Si, lorsque nous faisons une intervention paradoxale, nous avons cette idée de disponibilité à l’esprit, il nous semble que l’effet ne peut qu’être différent de celui que l’on produirait avec une image de coup de pied aux fesses ou de coup de bâton sur la tête, fussent-ils salutaires.

Pour le dire autrement, nous préférons penser, lorsque nous utilisons le paradoxe, que nous sommes en train de faire couler un bain relaxant à Archimède, plutôt que penser que nous sommes en train de secouer le cocotier… pour faire tomber une pomme sur la tête de Newton.

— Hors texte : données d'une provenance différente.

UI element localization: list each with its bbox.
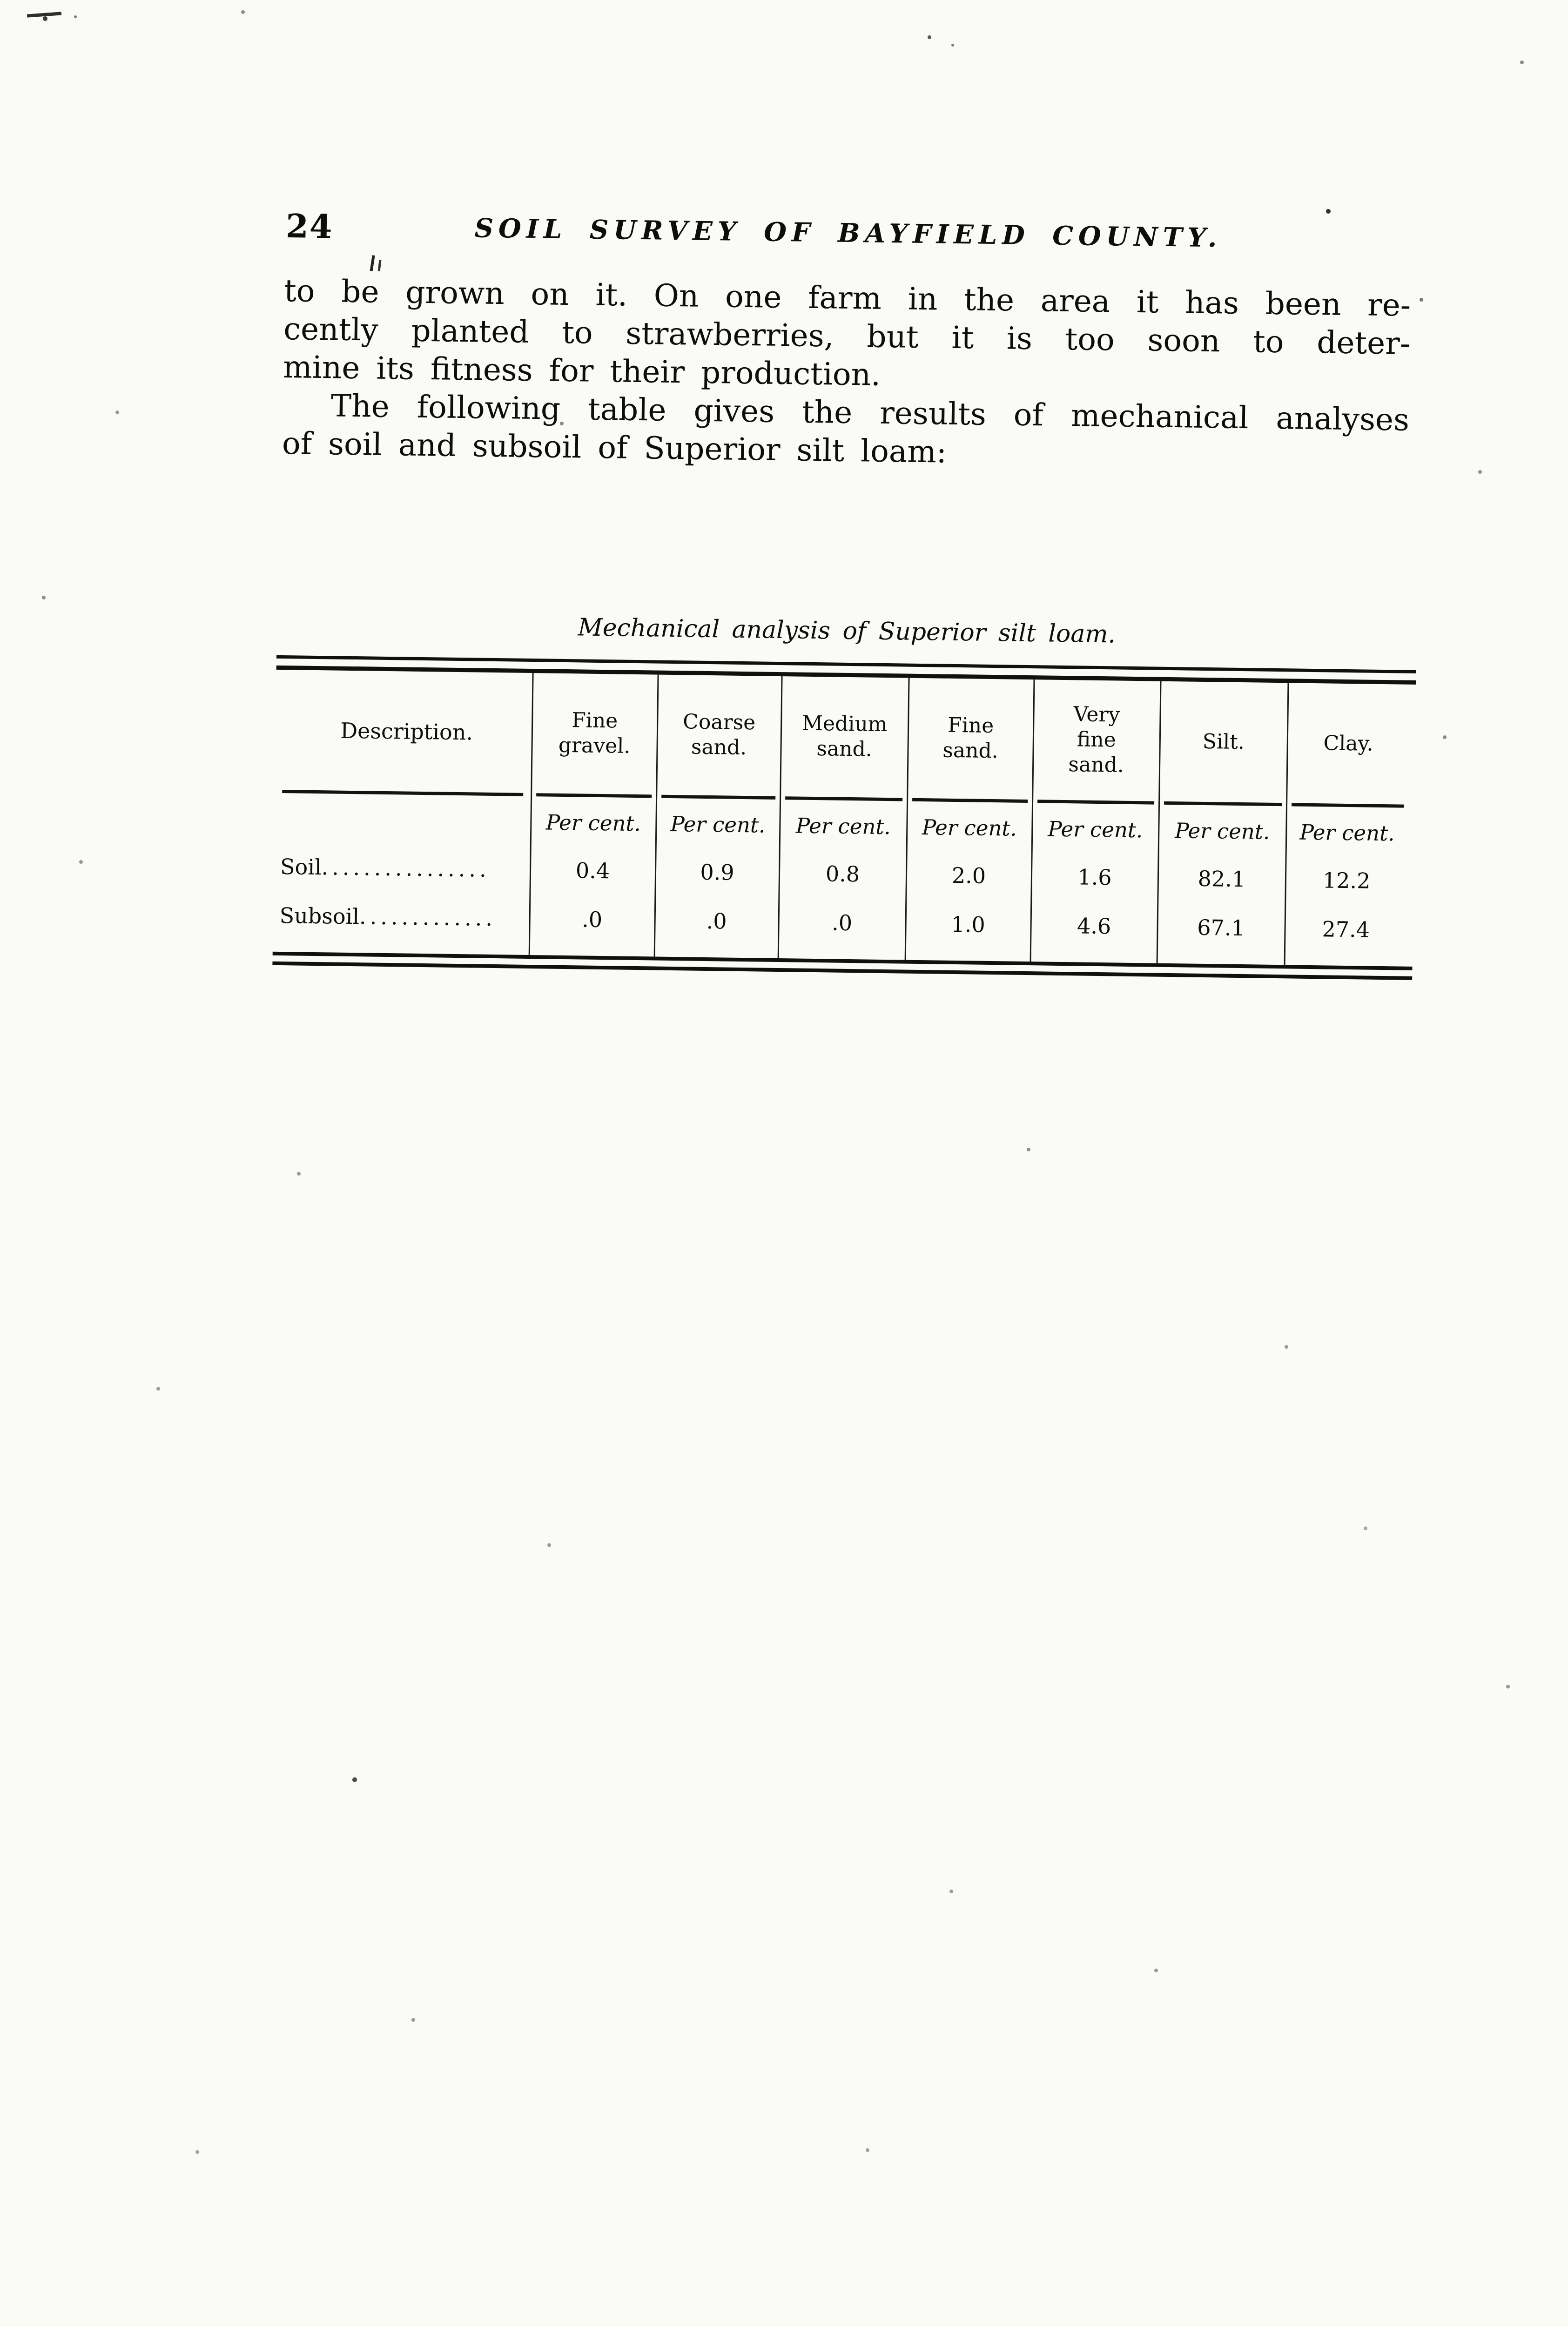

Voilà où nous en sommes de cette réflexion qui se poursuit chaque jour. Si nous avons souhaité insister sur les différentes façons d’utiliser le paradoxe, c’est que pour nous des réalités différentes en résultent dans l’interaction avec le client.

En concevant notre intervention comme un élément parmi d’autres permettant de créer un contexte favorable à un changement et en étant attentives à ce que le client porte sur lui-même un regard par lequel il se sent compétent, responsable et respectable, il nous semble que nous favorisons la possibilité d’apprentissages de niveaux supérieurs, d’une plus grande adaptabilité aux incessants changements de l’environnement.

Dans notre exemple, la cliente mal à l’aise en public saura peut-être mieux se montrer à l’aise dans certains contextes, masquer son malaise dans d’autres et rester en retrait dans les contextes dans lesquels cette attitude est préférable. Pour utiliser une métaphore médicale, il nous semble que cette façon de travailler avec le paradoxe revient plus à renforcer les défenses immunitaires de l’organisme qu’à prescrire des antibiotiques. Ou, pour reprendre cet aphorisme attribué, entre autres, à Lao Tseu: «Si tu donnes un poisson à un homme, il mangera un jour. Si tu lui apprends à pêcher, il mangera toujours.»

Mais la critique est aisée et l’art est difficile. Nous avons su nommer, quelque peu ironiquement, les formes de paradoxe qui ne nous conviennent pas, nous n’avons pas trouvé de qualificatif pour notre style de paradoxe.
Nous avons pensé, sans grande imagination au paradoxe systémique constructiviste qui, il faut le dire, n’est pas très gracieux, au paradoxe écologique, plutôt prétentieux.
On nous a soufflé: paradoxe bisou, paradoxe caresse…
Toute autre suggestion sera la bienvenue.